Malgré de nombreuses péripéties sur le texte du traité de libre-échange CETA, celui-ci devrait être signé demain. Il est donc utile de rappeler les fondamentaux, et les enjeux de ce traité pour les consommateurs européens. 

Santé, climat

Le principe de précaution, qui était de mise dans l'#UE avant l'arrivée du #CETA, risque d'être modifié. De quoi s'agit-il ? Il s'agit de la vérification systématique d'un produit avant son arrivée sur le marché. Ce produit est-il sain, ne comporte-t-il aucun risque pour le consommateur ou pour l'environnement ? C'est la question que se pose normalement l'UE avant de tolérer sa présence sur le marché. Or, le #Canada agit différemment, et attend de constater la dangerosité d'un produit avant de l'interdire.

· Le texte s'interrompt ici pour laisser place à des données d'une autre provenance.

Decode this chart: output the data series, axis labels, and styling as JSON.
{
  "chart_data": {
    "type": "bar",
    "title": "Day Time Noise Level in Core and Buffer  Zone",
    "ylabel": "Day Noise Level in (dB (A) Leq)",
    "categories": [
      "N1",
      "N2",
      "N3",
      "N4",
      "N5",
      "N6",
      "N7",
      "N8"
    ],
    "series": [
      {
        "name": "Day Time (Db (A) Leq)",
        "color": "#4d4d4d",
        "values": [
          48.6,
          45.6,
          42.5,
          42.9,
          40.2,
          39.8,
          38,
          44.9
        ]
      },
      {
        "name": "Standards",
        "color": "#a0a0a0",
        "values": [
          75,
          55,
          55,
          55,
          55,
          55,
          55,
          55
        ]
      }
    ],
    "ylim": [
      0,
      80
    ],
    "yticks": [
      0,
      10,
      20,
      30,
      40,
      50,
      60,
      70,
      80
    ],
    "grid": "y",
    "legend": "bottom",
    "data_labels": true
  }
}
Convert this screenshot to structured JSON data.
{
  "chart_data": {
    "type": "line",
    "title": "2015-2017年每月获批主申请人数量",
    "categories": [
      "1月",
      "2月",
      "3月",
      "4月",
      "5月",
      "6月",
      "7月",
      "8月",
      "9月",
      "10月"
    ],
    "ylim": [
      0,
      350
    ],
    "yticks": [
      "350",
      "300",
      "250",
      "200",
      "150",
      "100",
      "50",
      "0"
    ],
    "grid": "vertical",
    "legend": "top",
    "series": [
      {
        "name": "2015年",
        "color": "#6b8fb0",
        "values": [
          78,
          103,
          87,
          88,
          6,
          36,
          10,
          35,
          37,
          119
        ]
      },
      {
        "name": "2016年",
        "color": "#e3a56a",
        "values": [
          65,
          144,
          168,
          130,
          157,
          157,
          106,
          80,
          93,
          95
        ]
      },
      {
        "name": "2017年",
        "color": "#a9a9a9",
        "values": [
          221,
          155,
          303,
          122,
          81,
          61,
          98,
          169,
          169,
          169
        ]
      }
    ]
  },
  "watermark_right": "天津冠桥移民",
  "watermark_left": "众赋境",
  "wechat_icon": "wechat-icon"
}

Autrement dit, il est disponible sur le marché canadien entre le moment de son arrivée et celui du constat de dangerosité. Pour le Canada, ce n'est donc pas "mieux vaut prévenir que guérir." Or, les produits canadiens risquent d'arriver sur nos marchés sans vérification préalable ; aucune clause du CETA ne prévoit cela. 

Concernant le climat, la réponse est simple : aucune contrainte environnementale ne figure dans le texte. Pourtant, plusieurs pays avec comme figure de proue la France avaient décidé, il y a moins d'un an, lors de la COP21, de limiter la hausse des températures à 1.5°c. Ainsi, avec le CETA, le Canada pourra exporter pétrole et gaz de schiste vers l'UE sans aucun problème. 

Economie

Notre agriculture, qui peine énormément aujourd'hui, verra arriver sur son territoire une concurrence déloyale. En effet, des centaines de milliers de tonnes de viande bovine et porcine pourraient arriver subitement, compliquant davantage encore la subsistance de nos éleveurs. En outre, nos appellations d'origine protégée pourraient disparaître pour laisser place à la concurrence canadienne. Cela signifie que pour le camembert "Pont-l'évêque" de Normandie, par exemple, n'importe quel fromage pourra porter ce nom, y compris les fromages canadiens. L'origine et le savoir-faire local seraient ainsi remis en cause.

Justice

Les multinationales auront plus d'emprise sur la justice. Elles auront notamment le droit d'organiser des tribunaux privés et d'attaquer un Etat en justice si elles jugent qu'une politique publique nuit à leur intérêt économique. Bref, le règne du marché commencera, laissant toute autre considération de côté. 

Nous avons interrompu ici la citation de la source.